Whether a buy-to-let investment or your main family residence, your property is probably your most valuable asset. You could potentially add value to your home by creating additional ‘living space’ which may also attract higher rental yields and longer-term profitability.
With the cost of new-build ever-increasing and the chance for the young to own their own home ever-decreasing, it makes sense to maximise your property’s potential. Be it additional bedrooms, bathrooms or enlarging the kitchen you can improve your or your tenants’ lifestyle and the value of your home or rental if you wish to sell later.
So here are some tips on what may be possible and what to look out for.
Building outwards will add more living space.
Planning regulations have been relaxed over recent years and now ‘permitted development’ allows extensions on the side or rear of your property to be built without planning consent.
There are some limitations such as height and boundary conditions but they are not too onerous for single-storey extensions. You will still require Building Control permission but this can be easily granted if you stay within the Building Regulations concerning such areas as foundations, insulation and building materials, all of which you can get advice from a structural engineer.
Foundations need to go below a frost penetration depth of 1000mm and should be wide enough to carry the load in the ground conditions prevailing in your area (approximately 600mm). Your walls should be insulated and waterproof so you will not be using solid walls but a cavity wall where 2 skins of brick or block are separated by a space and tied together with brick ties. This space is then insulated with a fibre material to conform to the building regulations.
The roof of your external extension can be flat or pitched depending on your budget and desired appearance. Flat roofs are less expensive, pitched roofs more attractive. Both types need insulation and with flat roofs, this can be placed between the roof joists, with pitched roof between the rafters or ceiling joists.
Building internally could add value to your home
Again, planning permission is not required for internal work such as moving walls to create a more open living space but you must be careful of removing load-bearing walls and always get the advice of a Structural Engineer when doing so. S/he can design beam support for the structure above and supervise the works.

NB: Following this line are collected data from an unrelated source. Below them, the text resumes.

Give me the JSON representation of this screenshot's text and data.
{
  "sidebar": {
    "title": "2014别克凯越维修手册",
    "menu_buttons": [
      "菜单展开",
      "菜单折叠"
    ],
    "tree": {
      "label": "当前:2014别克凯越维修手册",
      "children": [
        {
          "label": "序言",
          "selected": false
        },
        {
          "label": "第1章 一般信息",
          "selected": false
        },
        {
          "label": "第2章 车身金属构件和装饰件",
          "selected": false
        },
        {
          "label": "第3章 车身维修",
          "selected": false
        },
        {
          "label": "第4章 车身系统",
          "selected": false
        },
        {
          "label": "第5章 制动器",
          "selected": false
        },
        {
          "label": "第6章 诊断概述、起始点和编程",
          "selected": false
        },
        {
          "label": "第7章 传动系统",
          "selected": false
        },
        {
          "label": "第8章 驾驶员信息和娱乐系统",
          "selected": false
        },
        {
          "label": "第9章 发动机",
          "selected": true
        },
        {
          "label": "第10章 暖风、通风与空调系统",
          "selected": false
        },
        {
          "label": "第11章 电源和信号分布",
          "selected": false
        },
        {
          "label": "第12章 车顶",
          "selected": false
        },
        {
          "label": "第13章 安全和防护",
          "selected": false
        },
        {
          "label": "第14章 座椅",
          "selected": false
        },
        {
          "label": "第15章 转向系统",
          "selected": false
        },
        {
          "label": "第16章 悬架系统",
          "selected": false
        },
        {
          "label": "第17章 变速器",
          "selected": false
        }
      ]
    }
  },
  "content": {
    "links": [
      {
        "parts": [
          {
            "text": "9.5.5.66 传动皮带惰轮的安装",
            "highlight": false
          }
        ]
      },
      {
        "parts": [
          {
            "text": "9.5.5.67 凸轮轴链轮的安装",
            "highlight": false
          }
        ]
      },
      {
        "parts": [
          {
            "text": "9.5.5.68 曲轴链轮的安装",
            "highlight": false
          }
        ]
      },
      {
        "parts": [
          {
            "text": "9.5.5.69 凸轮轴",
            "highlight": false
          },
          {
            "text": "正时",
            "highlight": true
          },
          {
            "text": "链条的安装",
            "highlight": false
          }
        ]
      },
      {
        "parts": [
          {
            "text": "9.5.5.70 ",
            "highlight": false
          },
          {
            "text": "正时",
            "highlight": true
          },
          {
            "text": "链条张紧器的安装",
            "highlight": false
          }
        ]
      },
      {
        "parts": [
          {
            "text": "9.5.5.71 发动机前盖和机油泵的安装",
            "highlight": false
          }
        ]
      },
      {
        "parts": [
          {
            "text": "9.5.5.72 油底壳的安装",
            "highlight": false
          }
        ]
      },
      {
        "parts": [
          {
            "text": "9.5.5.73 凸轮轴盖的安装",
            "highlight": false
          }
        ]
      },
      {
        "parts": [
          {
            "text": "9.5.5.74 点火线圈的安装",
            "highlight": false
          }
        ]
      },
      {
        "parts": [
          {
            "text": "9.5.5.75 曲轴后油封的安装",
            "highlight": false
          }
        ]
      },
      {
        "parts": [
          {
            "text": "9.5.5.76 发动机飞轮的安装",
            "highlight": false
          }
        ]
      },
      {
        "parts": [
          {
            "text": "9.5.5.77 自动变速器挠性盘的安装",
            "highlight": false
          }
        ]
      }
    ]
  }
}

Open-plan is becoming more fashionable in this era and dining areas often include the kitchen area. By improving the ergonomics of eating and preparing food can allow the combined space to become more efficient and more acceptable. This can also include the living area for smaller families. For these reasons removing walls can be advantageous however from a resale perspective it is advisable to do your research on your local property market before embarking on this course.
To improve the lower floor aspects of your living area you may wish to build into an external wall a large patio door or bifold door to open views to your garden. This is possible for large widths of up to 6000mm without too much expense. A steel beam can be designed to support the wall above and there are clever ways of inserting that beam safely with the help of carefully placed temporary propping.
You could add value to your home with a loft conversion.
The unused space in your roof is the obvious target for increasing the floor area of your property but comes with several provisos;
First of all the roof has to have enough slope to give sufficient internal headroom, ideally, the slope should be around 45 degrees so that the ridge of the house is at least 2600mm above the attic floor.
Next is the existing roof structure of your home as modern homes are likely to have gang nailed lightweight roof trusses at closely spaced centres this is not ideal although not impossible for conversion.
Older properties will most probably have cut timber roofs, that is where the roof structure has been built on-site and not prefabricated as in the gang nailed trusses. Here one can alter the timbers by adding or reconfiguring the timber to allow for additional headroom within the attic before creating the external extension in the form of a dormer roof or flat roof.
Lastly, you must consider the access to this additional storey height as the stair must conform to the building regulations in terms of treads and risers and headroom.
Whatever space you need for the stair will be space that you lose on the second floor. So select carefully and try to choose areas that are of lesser importance to you, such as cupboard spaces or excess landing areas. Make sure that you can maintain a 2000mm headroom from the line of the stair tread nosing (the point where the tread and riser meet). You may need to design a dog-leg stair with a half landing or even include winding treads to save space.
The existing ceiling joists will not be strong enough to support the loading of domestic use so that new joists will need to be added or the existing ones strengthened with new supports.
Care must be exercised when building loft conversions that the existing roof structure is temporarily supported during the new construction as an alteration to the roof structure may have weakened its load-carrying capacity until it is fully combined with the new structure.
All of these options need careful consideration and advice from various bodies; letting agents to find out how much rent the property could achieve, reputable building contractors giving cost estimates and Structural Engineers on the viability of the extension/alteration and proposals for structural drawings and calculations to be submitted to building control.
If you are considering an extension, internal alteration or loft conversion, you may want to get a second opinion. Find a professional and get a free quote here.
With all of this in hand, you are well on your way to improving your property to give an added return on investment and comfort for the years to come.